当最后一架涂装着基金会徽标丶机身布满焦黑弹痕与能量灼烧印记的「魅影」突击艇,拖着不稳定的尾焰,狼狈地消失在基地远程防空飞弹的极限射程边缘时,「烛龙」基地内外,已是一片狼藉,空气中弥漫着刺鼻的硝烟丶臭氧丶以及某种特殊冷却剂泄漏的怪异气味。

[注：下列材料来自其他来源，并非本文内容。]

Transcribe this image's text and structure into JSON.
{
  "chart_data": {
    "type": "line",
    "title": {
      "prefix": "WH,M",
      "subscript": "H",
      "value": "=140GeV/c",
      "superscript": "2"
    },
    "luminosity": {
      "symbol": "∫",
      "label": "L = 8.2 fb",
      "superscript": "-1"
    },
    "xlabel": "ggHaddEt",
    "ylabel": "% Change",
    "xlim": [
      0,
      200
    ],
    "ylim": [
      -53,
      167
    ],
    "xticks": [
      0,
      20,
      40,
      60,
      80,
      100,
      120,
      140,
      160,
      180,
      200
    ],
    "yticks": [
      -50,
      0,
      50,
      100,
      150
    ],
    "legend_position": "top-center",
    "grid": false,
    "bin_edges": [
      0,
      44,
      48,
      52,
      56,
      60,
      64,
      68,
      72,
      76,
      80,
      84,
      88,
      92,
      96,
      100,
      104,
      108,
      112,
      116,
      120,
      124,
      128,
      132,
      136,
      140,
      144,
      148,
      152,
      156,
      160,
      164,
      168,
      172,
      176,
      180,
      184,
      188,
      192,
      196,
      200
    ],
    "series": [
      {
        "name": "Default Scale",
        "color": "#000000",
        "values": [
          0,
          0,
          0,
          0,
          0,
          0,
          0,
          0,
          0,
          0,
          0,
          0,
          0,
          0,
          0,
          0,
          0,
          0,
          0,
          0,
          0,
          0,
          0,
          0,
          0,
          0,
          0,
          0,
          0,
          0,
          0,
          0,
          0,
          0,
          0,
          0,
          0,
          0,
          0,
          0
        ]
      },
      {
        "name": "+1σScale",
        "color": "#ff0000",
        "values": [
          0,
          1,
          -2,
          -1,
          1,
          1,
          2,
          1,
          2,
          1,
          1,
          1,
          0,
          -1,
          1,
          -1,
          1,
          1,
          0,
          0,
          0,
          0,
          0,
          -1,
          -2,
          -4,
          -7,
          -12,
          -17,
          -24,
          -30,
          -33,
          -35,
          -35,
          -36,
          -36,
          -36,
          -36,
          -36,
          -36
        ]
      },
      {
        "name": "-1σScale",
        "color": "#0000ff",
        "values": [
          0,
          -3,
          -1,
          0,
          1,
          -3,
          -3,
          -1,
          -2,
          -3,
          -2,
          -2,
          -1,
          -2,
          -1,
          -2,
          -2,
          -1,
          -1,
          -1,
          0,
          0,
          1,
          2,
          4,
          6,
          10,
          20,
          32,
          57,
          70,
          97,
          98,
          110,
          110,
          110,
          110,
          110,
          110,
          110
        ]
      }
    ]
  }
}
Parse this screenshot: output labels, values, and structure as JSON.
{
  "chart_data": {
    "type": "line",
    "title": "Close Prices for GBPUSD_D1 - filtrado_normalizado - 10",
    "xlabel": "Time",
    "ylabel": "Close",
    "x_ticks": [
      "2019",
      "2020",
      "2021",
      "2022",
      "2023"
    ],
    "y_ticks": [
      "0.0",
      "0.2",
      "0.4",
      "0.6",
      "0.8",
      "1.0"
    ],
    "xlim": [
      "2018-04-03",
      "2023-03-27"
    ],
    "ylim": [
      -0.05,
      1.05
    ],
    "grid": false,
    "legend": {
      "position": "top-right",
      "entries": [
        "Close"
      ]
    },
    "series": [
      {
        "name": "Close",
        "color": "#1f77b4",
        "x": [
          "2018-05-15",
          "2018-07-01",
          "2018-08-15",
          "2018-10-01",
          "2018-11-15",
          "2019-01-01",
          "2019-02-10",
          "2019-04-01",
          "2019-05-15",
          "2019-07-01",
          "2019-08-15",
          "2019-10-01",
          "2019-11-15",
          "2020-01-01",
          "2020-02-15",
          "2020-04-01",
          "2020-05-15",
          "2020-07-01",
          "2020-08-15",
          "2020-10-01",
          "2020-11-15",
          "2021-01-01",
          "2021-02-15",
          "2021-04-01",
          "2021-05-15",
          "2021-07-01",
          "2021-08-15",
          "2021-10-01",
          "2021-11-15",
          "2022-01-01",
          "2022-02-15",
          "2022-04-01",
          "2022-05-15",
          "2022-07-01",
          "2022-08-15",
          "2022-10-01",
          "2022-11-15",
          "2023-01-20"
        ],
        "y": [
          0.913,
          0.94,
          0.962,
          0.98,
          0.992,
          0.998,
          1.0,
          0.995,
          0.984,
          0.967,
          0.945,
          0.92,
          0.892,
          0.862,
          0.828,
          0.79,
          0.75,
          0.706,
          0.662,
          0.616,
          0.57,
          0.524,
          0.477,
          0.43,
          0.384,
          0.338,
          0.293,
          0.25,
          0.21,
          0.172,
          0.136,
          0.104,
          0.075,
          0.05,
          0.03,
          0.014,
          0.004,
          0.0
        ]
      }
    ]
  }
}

基地最外层的防御工事多处受损,伪装用的植被和地表结构被掀翻,露出下面加固的合金装甲,上面布满了雷射烧蚀的深坑和电磁炮弹丸撞击的凹痕。自动哨戒炮塔有的被彻底摧毁,变成扭曲的废铁;有的还在顽强地转动着受损的基座,发出吱嘎的摩擦声。能量屏障发生器过载烧毁的刺鼻气味从通风口阵阵传来。地下渗透通道的入口处,战斗最为惨烈,焦黑的弹坑丶凝固的血迹丶破碎的外骨骼装甲碎片和能量武器的残骸散布四处,无声地诉说着刚才战斗的残酷。

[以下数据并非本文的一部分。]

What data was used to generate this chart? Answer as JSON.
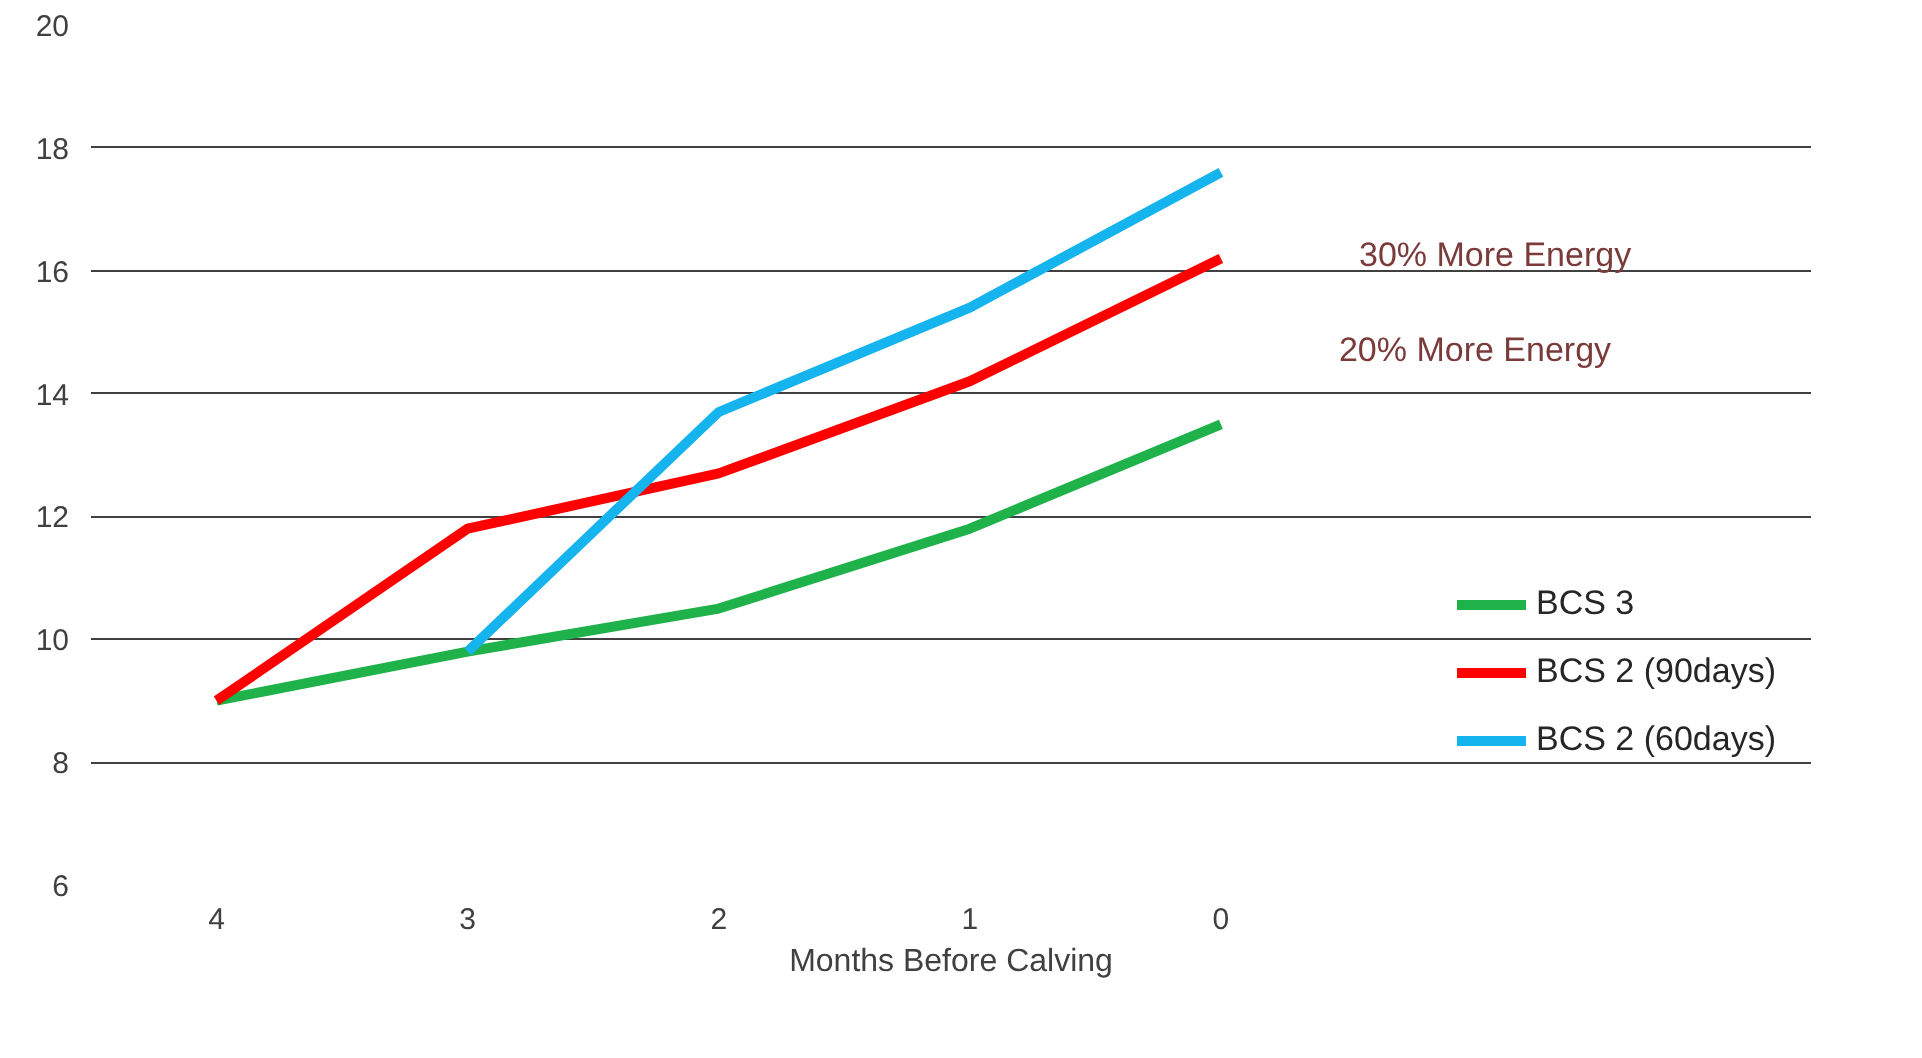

所幸,得益于卓越在关键时刻那如同神启般的无意识贡献,基地最核心的研发区域丶指挥中枢以及人员集中的避难所都得以保全,将人员伤亡和关键设施损失控制在了可接受的范围内。但所有人都清楚,这只是一次惨烈的战术性胜利。基地的位置丶部分防御体系的配置以及所展现出的某些技术特徵,无疑已彻底暴露在「先知基金会」的视野中。长期以来在阴影中进行的对抗,从这一刻起,已被迫摆上了明面,未来的冲突必将更加直接丶更加激烈。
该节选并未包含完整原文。